Defense attorney Kimberly Greene asked the boy if his mother would sometimes seem sad and whether he ever saw his mother taking medication. He responded that she sometimes seemed sad and that she had pills.

Matthew Holguin, a firefighter/paramedic with the Los Angeles City Fire Department, testified that the girl was pale, cold and wet when he responded to the home about 5:12 p.m. that day, and that family members said they had poured water on the girl in an effort to wake her up.

"It just seemed very calm in the house,'' Holguin told the judge, noting that it was unusual under the circumstances.

Holguin said firefighters were informed by the mother that the girl was last seen walking in the hallway when she just collapsed. Paramedics tried unsuccessfully to revive the girl, who was rushed to the hospital and pronounced dead at 5:41 p.m. that night, Holguin testified.

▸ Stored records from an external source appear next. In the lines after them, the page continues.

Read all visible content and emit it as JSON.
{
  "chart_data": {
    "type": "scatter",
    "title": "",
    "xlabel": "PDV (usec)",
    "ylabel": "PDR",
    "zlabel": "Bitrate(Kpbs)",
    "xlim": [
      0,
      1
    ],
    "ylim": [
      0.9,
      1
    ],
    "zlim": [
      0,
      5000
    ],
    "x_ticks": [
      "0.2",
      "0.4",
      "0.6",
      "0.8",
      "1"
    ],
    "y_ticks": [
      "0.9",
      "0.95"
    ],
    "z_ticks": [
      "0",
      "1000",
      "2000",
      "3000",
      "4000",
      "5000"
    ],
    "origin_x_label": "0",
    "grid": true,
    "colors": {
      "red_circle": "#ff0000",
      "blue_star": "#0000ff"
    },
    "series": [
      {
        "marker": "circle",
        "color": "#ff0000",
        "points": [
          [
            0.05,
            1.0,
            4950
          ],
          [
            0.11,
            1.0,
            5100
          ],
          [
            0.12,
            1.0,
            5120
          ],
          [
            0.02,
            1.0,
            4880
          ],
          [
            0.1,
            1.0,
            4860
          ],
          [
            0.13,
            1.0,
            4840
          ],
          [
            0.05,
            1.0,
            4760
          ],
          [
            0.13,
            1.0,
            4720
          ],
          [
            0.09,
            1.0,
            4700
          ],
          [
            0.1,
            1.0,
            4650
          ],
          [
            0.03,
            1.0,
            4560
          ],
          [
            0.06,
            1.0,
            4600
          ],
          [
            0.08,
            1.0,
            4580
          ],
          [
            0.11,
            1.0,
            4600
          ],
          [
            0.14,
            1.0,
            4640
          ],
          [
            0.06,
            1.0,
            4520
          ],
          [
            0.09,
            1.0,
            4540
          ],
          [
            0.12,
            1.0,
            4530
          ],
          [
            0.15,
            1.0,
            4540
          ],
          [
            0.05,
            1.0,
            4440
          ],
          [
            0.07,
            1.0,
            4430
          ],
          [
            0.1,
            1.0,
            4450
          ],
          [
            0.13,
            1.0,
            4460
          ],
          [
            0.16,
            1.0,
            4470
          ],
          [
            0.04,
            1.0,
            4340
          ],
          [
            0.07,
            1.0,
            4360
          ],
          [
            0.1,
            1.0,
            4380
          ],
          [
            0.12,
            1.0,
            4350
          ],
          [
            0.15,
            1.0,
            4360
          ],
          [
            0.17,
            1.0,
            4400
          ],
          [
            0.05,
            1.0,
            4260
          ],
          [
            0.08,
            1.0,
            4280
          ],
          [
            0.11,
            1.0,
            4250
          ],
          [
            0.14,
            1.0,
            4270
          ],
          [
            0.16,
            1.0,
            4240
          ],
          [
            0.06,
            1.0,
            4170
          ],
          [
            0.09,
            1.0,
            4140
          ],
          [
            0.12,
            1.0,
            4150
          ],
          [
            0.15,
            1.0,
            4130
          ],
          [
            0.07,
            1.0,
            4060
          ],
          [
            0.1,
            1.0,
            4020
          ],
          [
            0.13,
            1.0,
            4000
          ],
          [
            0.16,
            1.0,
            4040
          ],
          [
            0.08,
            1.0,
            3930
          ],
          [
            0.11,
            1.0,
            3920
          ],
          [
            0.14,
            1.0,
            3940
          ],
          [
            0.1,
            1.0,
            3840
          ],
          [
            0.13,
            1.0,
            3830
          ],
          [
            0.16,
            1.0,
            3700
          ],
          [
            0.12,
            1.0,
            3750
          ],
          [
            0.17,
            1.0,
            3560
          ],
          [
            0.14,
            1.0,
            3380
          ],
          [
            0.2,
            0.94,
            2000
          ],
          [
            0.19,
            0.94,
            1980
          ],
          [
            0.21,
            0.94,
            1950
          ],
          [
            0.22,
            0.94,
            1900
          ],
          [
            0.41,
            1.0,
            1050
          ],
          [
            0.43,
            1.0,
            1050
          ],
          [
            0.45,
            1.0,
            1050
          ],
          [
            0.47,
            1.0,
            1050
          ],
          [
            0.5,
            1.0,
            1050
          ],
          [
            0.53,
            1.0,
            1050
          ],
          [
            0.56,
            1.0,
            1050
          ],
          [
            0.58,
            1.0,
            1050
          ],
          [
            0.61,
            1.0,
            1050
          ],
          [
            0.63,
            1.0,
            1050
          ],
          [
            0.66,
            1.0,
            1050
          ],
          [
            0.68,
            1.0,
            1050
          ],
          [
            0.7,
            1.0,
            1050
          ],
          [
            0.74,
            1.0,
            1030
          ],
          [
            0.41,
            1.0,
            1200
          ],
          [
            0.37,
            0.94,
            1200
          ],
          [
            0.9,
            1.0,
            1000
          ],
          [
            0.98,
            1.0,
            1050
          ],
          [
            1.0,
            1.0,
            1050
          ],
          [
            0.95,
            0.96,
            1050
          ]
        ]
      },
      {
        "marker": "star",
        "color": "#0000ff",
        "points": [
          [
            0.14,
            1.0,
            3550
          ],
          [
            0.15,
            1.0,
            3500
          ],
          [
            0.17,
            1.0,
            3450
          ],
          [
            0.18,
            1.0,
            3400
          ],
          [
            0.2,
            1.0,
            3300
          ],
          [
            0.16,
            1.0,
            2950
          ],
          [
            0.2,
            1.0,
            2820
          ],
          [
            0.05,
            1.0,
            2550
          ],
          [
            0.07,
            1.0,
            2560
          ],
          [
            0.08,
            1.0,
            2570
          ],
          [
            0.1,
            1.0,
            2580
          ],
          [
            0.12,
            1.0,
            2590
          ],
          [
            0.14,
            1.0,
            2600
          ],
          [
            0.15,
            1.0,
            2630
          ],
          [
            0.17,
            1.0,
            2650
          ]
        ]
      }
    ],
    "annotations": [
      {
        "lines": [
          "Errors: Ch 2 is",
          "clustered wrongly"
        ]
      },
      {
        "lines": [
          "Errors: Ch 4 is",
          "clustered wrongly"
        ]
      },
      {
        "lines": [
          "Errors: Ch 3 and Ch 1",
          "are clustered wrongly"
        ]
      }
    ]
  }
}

When asked if he heard Smith saying, "Oh, God,'' and repeating her daughter's name, he said he wouldn't describe her demeanor as emotional.

Los Angeles police Officer Elizabeth Armendariz, who was summoned to the hospital, said she observed the girl with multiple contusions to her face and "visible vomit in her hair and coming out of her mouth'' after she had already been pronounced dead.

The officer said she subsequently spoke to the girl's mother, who reported that she had put the girl in a time out after she urinated on herselfwhile in the garage.

The woman told police that she subsequently allowed the girl back into the house and heard her children playing together before one of her sons informed her that the girl had fallen, according to the officer.

Smith began to cry after being approached at the hospital and indicated that she thought people were trying to blame her for the girl'sdeath, the officer said under cross-examination by Smith's attorney.

Coroner's investigator Lauren Diaz testified that she also spoke that day with the girl's mother, who reported that it was stressful being the sole provider for her four children, including an infant son, and that she had regained custody of them in March 2020 after being released from prison.

The girl's mother said that she was under a doctor's care for mental health, and that she initially believed that the girl had vomited for attention while in a time-out, the investigator told the judge.

Smith told the investigator that her children alerted her that the girl had collapsed or fallen, and that her middle son was known to play rough with the girl, according to the investigator.

Diaz said she saw the little girl's body in the hospital, and described "numerous injuries'' she saw after the girl had already been pronounced dead.

The girl died of blunt force to her torso in what the coroner's office categorized as a homicide.

Smith was arrested at 2:30 a.m. the following day by the LAPD's Juvenile Division, and has remained behind bars since then.

Officers took the girl's three siblings into protective custody and released them to the Department of Children and Family Services, according to the LAPD.

Testimony is set to continue Wednesday, with the judge expected to rule then on whether the case against Smith should proceed to trial.